Stolper v. University of Sydney
This text of 216 F. App'x 628 (Stolper v. University of Sydney) is published on Counsel Stack Legal Research, covering Court of Appeals for the Ninth Circuit primary law. Counsel Stack provides free access to over 12 million legal documents including statutes, case law, regulations, and constitutions.
Opinion
MEMORANDUM
Sean L. Stolper appeals pro se from the district court’s judgment dismissing his action against the University of Sydney (“UOS”) for lack of subject matter jurisdiction under the Foreign Sovereign Immunities Act, 28 U.S.C. §§ 1330, 1602 et seq. (“FSIA”). We have jurisdiction under 28 U.S.C. § 1291. We review de novo, Corzo v. Banco Cent. de Reserva del Peru, 243 F.3d 519, 522 (9th Cir.2001), and we affirm.
Stolper contends that the FSIA did not deprive the district court of subject matter jurisdiction. However, the UOS is an agency or instrumentality of the Australian government. See California v. NRG Energy, Inc., 391 F.3d 1011, 1026 (9th Cir.2004). The “commercial activity” exception to the FSIA does not apply in this case because UOS’s commercial activities neither took place in the United States, nor did they have a “direct effect” in the United States. See Adler v. Fed. Republic of Nigeria, 107 F.3d 720, 726 (9th Cir.1997).

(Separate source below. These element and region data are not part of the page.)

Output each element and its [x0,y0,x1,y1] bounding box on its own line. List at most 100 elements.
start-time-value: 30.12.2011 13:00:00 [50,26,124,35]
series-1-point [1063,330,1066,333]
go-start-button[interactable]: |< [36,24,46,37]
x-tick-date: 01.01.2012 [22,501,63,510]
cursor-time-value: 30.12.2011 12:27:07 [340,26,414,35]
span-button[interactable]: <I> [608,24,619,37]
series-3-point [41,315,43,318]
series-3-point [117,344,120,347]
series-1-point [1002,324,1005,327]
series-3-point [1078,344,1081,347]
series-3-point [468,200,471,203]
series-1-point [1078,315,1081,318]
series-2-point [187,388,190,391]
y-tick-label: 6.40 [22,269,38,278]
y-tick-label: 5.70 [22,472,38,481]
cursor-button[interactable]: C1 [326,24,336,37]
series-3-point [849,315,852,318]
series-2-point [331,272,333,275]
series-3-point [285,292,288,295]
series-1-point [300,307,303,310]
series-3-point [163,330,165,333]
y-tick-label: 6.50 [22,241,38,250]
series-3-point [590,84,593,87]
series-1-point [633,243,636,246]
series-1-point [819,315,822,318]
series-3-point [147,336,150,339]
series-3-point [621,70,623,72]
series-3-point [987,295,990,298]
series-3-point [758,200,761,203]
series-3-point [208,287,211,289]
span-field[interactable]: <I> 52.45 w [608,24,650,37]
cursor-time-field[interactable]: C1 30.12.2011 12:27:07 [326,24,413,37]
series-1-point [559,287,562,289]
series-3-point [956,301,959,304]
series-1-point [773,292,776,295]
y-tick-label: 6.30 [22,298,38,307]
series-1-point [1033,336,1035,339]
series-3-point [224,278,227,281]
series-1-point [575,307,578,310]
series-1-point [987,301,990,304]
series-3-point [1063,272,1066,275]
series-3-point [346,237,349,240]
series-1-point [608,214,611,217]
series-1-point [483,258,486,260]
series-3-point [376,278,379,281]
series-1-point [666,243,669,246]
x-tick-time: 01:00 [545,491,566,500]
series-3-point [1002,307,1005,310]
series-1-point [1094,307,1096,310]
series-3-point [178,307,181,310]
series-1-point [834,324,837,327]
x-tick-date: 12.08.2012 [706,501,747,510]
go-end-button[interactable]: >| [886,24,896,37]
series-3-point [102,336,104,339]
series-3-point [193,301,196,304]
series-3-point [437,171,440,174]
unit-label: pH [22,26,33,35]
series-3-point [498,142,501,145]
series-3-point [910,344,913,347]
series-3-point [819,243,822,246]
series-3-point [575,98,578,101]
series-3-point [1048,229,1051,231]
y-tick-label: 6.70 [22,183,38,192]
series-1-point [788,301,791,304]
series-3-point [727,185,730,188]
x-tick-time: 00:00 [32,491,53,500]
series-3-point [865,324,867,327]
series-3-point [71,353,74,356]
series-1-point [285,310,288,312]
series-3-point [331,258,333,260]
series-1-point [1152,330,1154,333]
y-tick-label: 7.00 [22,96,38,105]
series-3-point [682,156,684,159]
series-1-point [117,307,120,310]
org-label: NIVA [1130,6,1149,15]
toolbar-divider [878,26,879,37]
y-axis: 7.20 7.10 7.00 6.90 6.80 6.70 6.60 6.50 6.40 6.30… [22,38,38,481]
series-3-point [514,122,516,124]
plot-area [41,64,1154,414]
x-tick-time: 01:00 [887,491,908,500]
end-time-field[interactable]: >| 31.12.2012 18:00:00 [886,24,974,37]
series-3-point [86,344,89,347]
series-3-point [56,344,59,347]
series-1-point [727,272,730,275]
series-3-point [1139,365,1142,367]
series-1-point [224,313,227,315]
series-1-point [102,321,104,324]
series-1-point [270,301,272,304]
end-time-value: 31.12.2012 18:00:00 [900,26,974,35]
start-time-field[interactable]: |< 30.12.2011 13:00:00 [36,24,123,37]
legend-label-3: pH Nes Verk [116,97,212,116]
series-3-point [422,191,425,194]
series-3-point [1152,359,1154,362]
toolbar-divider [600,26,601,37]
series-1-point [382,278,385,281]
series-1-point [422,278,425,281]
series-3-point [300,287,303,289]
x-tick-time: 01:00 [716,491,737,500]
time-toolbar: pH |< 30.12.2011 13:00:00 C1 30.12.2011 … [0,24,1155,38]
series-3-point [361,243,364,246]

Finally, the UOS did not waive its immunity by filing a notice of removal. A notice of removal cannot be said to constitute a responsive pleading that might waive the UOS’s immunity under the FSIA. See Siderman v. Republic of Argentina, 965 F.2d 699, 720-21 (9th Cir.1992).
All pending motions are denied.
AFFIRMED.
This disposition is not appropriate for publication and may not be cited to or by the courts of this circuit except as provided by 9 th Cir. R. 36-3.